Class Action Filed Over Alleged ‘Longstanding’ Long Island Rail Road Accessibility Issues
Self Initiated Living Options, Inc. et al v. Metropolitan Transportation Authority et al
Filed: June 10, 2018 ◆§ 1:18cv5200
A class action suit against the MTA and two individuals looks to address 'longstanding and systemic discrimination' for disabled passengers looking to ride the LIRR.
Metropolitan Transportation Authority Andy Byford Phillip Eng
New York
Non-profit independent living center Self Initiated Living Options, Inc. has along with two individual plaintiffs filed a proposed class action lawsuit against the Metropolitan Transportation Authority (MTA), its chairman and CEO, and the president of the Long Island Rail Road over the LIRR’s alleged discriminatory inaccessibility to those who require the use of a wheelchair or scooter.
“This action seeks to prosecute the longstanding and systemic discrimination perpetrated against mobility impaired persons who desire to travel on the commuter rail cars operated and maintained by the MTA and LIRR,” the 21-page complaint reads.
At the center of the lawsuit are the six-plus-inch horizontal gaps that exist between the platforms and commuter rail cars at each of the LIRR’s stations. According to the case, wheelchair- and scooter-reliant riders “cannot board or detrain a commuter rail car without the use of a bridge plate,” which the suit describes as a piece of equipment necessary for traversing the gap between a platform and train. Although the Americans with Disabilities Act (ADA) requires crewmembers to engage a bridge plate, keep an eye on an individual’s progress into or out of a train car, and then re-stow the bridge plate, the defendants and their employees consistently fail to lend a helping hand, the complaint claims. As a result, the suit says, many ticket-holding riders can be left behind or worse:
“However, because [the defendants] and their employees frequently fail to deploy the bridge plate for disabled passengers, the latter party is frequently prevented from boarding a rail car they have already purchased tickets for. Other times, disabled persons are essentially trapped on a rail car, unable to depart from the train. This continuous discriminatory exclusion results in a denial of meaningful, equal access to the commuter rail cars by mobility impaired persons.”
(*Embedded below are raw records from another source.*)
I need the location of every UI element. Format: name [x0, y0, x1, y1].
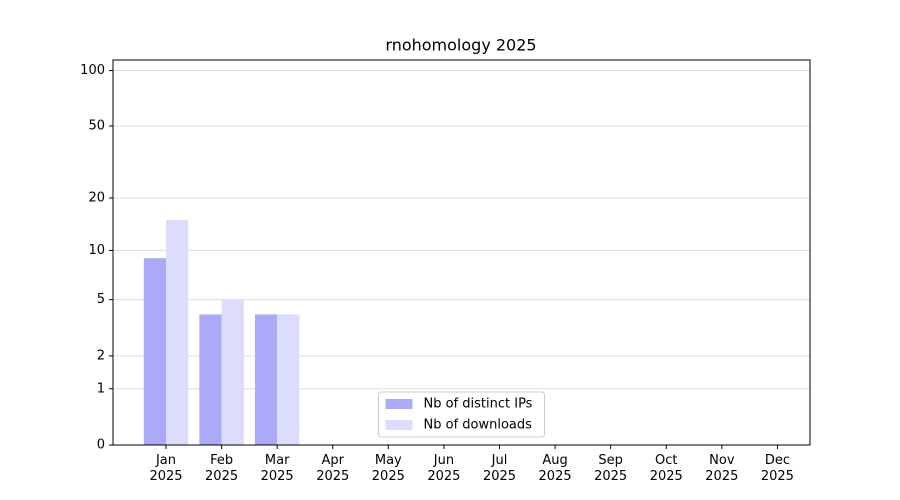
- legend-swatch: [385, 399, 413, 409]
- y-tick-label: 2: [97, 348, 105, 363]
- x-tick-label: Feb 2025: [205, 453, 239, 484]
- x-tick-label: Apr 2025: [316, 453, 350, 484]
- chart-title: rnohomology 2025: [385, 36, 536, 55]
- legend: Nb of distinct IPs Nb of downloads: [378, 391, 545, 438]
- x-tick-label: Jul 2025: [482, 453, 517, 484]
- bar: [277, 314, 300, 445]
- x-tick-label: Mar 2025: [260, 453, 294, 484]
- y-tick-label: 20: [88, 190, 105, 205]
- y-tick-label: 100: [80, 63, 105, 78]
- x-tick-label: Sep 2025: [594, 453, 628, 484]
- y-tick-label: 5: [97, 292, 105, 307]
- x-tick-label: Aug 2025: [538, 453, 572, 484]
- y-tick-label: 0: [97, 438, 105, 453]
- bar: [199, 314, 222, 445]
- y-tick-label: 1: [97, 381, 105, 396]
- legend-box: [378, 391, 545, 438]
- legend-swatch: [385, 420, 413, 430]
- legend-label: Nb of downloads: [424, 418, 533, 433]
- x-tick-label: Jan 2025: [149, 453, 183, 484]
- x-tick-label: May 2025: [371, 453, 405, 484]
- bar: [143, 258, 166, 445]
- legend-label: Nb of distinct IPs: [424, 397, 533, 412]
- y-tick-label: 10: [88, 243, 105, 258]
- y-tick-label: 50: [88, 118, 105, 133]
- plot-frame: [112, 59, 811, 446]
- bar: [166, 220, 189, 445]
- x-tick-label: Nov 2025: [705, 453, 739, 484]
- x-tick-label: Jun 2025: [427, 453, 461, 484]
- bar: [221, 299, 244, 445]
- x-tick-label: Oct 2025: [649, 453, 683, 484]
- x-tick-label: Dec 2025: [760, 453, 794, 484]
- bar: [254, 314, 278, 445]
The complaint later picks at the defendant’s method of announcing from which track number a train will depart, which the plaintiffs argue “creates a significant impediment to equal access by mobility-impaired passengers.” According to the suit, if a wheelchair- or scooter-reliant passenger wishes to board a train, he or she has only 10 minutes “from the moment the track number of their train is announced to the time the train doors close.” In this brief time frame, the suit says, a mobility-impaired passenger must first locate a functioning elevator to access the platform, an especially problematic activity at Penn Station considering only one elevator is used to serve two tracks. From here, it gets no easier for mobility-impaired passengers, many of whom simply run out of time and cannot board their desired train, the lawsuit says:
“Upon exiting the elevator at the train platform, the disabled passenger has approximately 5 minutes or less until the train doors close, but first must search among the crowd of other passengers, which becomes particularly acute during the morning and afternoon rush, for an LIRR crew member, who themselves must locate and deploy the bridge plate to allow the disabled passenger to board the train. However, as is always the case in [the plaintiffs’] collective experiences, by the time the disabled person reaches the track platform, all of the train’s crew members have already boarded the train, making finding someone to deploy the bridge [plate] nearly impossible. Consequently, disabled passengers are regularly left on the waiting platform watching their train leave without them.”
Even if a mobility-impaired rider is able to board a train via a bridge plate, crew members often store the device “in an unsecure manner alongside the mobility-impaired passenger,” according to the suit, creating the potential for injury should a train suddenly come to a stop.